# taz.de -- Autokonzerne Stellantis in China: Milliardenschwerer Deal mit Peking
       
       > Nach VW kauft sich nun auch Stellantis bei einem chinesischen
       > E-Auto-Hersteller ein. Das liegt auch an der Abhängigkeit von Peking.
       
 (IMG) Bild: Die Batterien oder Entertainsysteme der neuen E-Autos in China sind besser – und sind billiger
       
       taz | PEKING Am Donnerstag hat der portugiesische Automanager Carlos
       Tavares eine spektakuläre Kehrtwende hingelegt. Noch im Vorjahr warnte der
       Stellantis-Chef vor den Gefahren der chinesischen Industriepolitik und zog
       sich sukzessive aus dem Markt zurück. Nun jedoch präsentiert der 65-Jährige
       einen 1,5 Milliarden Euro schweren Deal: Der Opel-Mutterkonzern kauft sich
       mit über 21 Prozent bei dem chinesischen E-Auto-Hersteller Leapmotor ein
       und startet ein gemeinsames Joint Venture.
       
       „Die chinesische Offensive in Europa ist bereits Realität. Wir wollen kein
       Zuschauer sein, sondern Anführer“, wird Tavares von dem französischen
       Figaro zitiert.
       
       Auf dem Automarkt vollzieht sich dieser Tage ein grundlegender
       Paradigmenwechsel: Die chinesischen Marken, die bei Verbrennermotoren stets
       eine untergeordnete Rolle spielten, haben im Elektrosegment – auch dank
       konsequenter Industriepolitik der chinesischen Regierung – die Poleposition
       erklommen. [1][Bereits jetzt fährt jedes zweite E-Auto im Reich der Mitte,
       BYD, Nio und Li Auto dominieren auf dem heimischen Markt.] Und künftig
       dürften die Unternehmen auch in Europa ihren Siegeszug antreten.
       
       Die Aufholjagd der deutschen Platzhirsche ist jedoch bereits im Gange.
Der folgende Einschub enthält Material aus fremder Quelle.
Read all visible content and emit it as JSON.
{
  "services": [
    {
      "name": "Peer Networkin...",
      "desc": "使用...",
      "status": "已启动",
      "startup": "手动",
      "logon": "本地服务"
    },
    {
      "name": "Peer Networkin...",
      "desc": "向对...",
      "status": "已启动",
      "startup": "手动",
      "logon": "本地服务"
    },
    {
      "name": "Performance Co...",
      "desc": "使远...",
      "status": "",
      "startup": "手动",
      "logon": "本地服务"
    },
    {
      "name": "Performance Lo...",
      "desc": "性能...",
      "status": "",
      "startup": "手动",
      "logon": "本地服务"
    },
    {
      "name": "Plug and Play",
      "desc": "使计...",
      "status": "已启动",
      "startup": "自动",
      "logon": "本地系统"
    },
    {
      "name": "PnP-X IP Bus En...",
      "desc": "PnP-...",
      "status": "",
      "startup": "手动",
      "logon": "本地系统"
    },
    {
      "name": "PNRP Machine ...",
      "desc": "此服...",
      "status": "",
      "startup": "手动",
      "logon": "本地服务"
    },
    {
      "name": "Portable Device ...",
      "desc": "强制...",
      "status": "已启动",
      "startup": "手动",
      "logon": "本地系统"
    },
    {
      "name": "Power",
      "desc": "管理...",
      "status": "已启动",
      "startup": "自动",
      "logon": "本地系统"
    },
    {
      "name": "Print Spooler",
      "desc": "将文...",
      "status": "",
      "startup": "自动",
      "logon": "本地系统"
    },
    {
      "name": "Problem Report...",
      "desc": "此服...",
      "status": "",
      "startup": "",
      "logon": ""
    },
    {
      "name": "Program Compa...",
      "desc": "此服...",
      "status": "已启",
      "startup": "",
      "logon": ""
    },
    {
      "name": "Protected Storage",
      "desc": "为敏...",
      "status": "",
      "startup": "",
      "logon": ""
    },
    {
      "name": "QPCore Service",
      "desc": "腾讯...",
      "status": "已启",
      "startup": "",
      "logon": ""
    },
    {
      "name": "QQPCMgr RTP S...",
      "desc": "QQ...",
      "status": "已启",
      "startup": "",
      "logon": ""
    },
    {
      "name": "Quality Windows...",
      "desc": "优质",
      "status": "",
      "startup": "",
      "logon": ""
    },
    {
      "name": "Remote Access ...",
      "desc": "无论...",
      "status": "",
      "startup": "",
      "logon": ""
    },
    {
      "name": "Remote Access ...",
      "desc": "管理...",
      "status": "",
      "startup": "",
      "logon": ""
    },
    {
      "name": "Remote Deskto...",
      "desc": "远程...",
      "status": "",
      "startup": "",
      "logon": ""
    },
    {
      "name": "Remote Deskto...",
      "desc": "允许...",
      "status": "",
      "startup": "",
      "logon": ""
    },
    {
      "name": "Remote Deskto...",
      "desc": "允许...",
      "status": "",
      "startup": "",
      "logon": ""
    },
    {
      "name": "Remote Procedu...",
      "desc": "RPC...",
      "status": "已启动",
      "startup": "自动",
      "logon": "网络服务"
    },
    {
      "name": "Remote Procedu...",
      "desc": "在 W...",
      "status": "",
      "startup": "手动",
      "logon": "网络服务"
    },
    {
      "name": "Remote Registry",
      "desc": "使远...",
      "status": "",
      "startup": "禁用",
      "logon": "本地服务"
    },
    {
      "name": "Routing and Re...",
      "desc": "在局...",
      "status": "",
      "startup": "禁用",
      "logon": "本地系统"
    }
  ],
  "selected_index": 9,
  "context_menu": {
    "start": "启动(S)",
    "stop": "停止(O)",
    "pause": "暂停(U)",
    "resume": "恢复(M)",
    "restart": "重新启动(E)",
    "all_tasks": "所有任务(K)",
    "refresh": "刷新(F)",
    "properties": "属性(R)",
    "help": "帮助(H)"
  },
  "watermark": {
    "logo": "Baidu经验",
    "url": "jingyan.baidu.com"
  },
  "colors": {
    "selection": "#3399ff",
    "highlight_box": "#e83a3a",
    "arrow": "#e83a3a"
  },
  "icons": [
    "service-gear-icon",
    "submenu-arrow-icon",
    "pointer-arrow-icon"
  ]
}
Nach
       zunächst schmerzlichen Rückschlägen musste man einsehen, dass es alleine
       nicht gelingt: Genau wie Stellantis hat sich Volkswagen bereits im Juli bei
       der chinesischen Konkurrenz eingekauft. Für rund 700 Millionen Dollar
       erwarben die Wolfsburger knapp 5 Prozent der Marke Xpeng. Von der Branche
       wurde der Deal als eine Art „Sputnik-Moment“ interpretiert: Dem einstigen
       Marktführer in China droht nun das Abstellgleis.
       
       ## Autobauer sind gegen Kritik an Subventionen
       
       Denn die chinesische Konkurrenz verfügt über hochwertigere
       Entertainmentsysteme, leistungsstärkere Elektrobatterien und gleichzeitig
       niedrigere Preise. Die Wettbewerbsvorteile beruhen jedoch auch auf
       staatlichen, marktverzerrenden Subventionen.
       
       [2][Erst im September kündigte EU-Kommissionspräsidentin Ursula von der
       Leyen eine „Antisubventionsuntersuchung“ an], die möglicherweise Strafzölle
       gegen chinesische Automarken zur Folge hat. Als Begründung führte von der
       Leyen auch das Beispiel der Solarindustrie an – einer Branche, die zunächst
       von europäischen Firmen angeführt wurde, ehe chinesische Staatsunternehmen
       die Konkurrenz dank illegaler Dumpingpreise verdrängte.
       
       Inhaltlich ist die Kritik durchaus berechtigt. Doch von den deutschen
       Autobauern wird die Rhetorik aus Brüssel keineswegs begrüßt. Man fürchtet
       nämlich bereits die Vergeltungsmaßnahmen der chinesischen Regierung. Laut
       [3][Volkswagen], Daimler und BMW sollten die Probleme besser
       gesichtswahrend und subtil gelöst werden, statt auf offenen
       Konfrontationskurs zu gehen. Zu sehr ist man vom chinesischen Markt
       abhängig, als dass man Peking vergraulen möchte.
       
       Doch der aktuelle Deal von Stellantis mit Leapmotor legt auch schonungslos
       offen, dass das Geschäftemachen in China oftmals mit moralischen Dilemmata
       einhergeht. Denn Zhu Jiangming, Gründer von Leapmotor, hat sein Vermögen
       ursprünglich mit der Überwachungsfirma Dahua Technology erwirtschaftet.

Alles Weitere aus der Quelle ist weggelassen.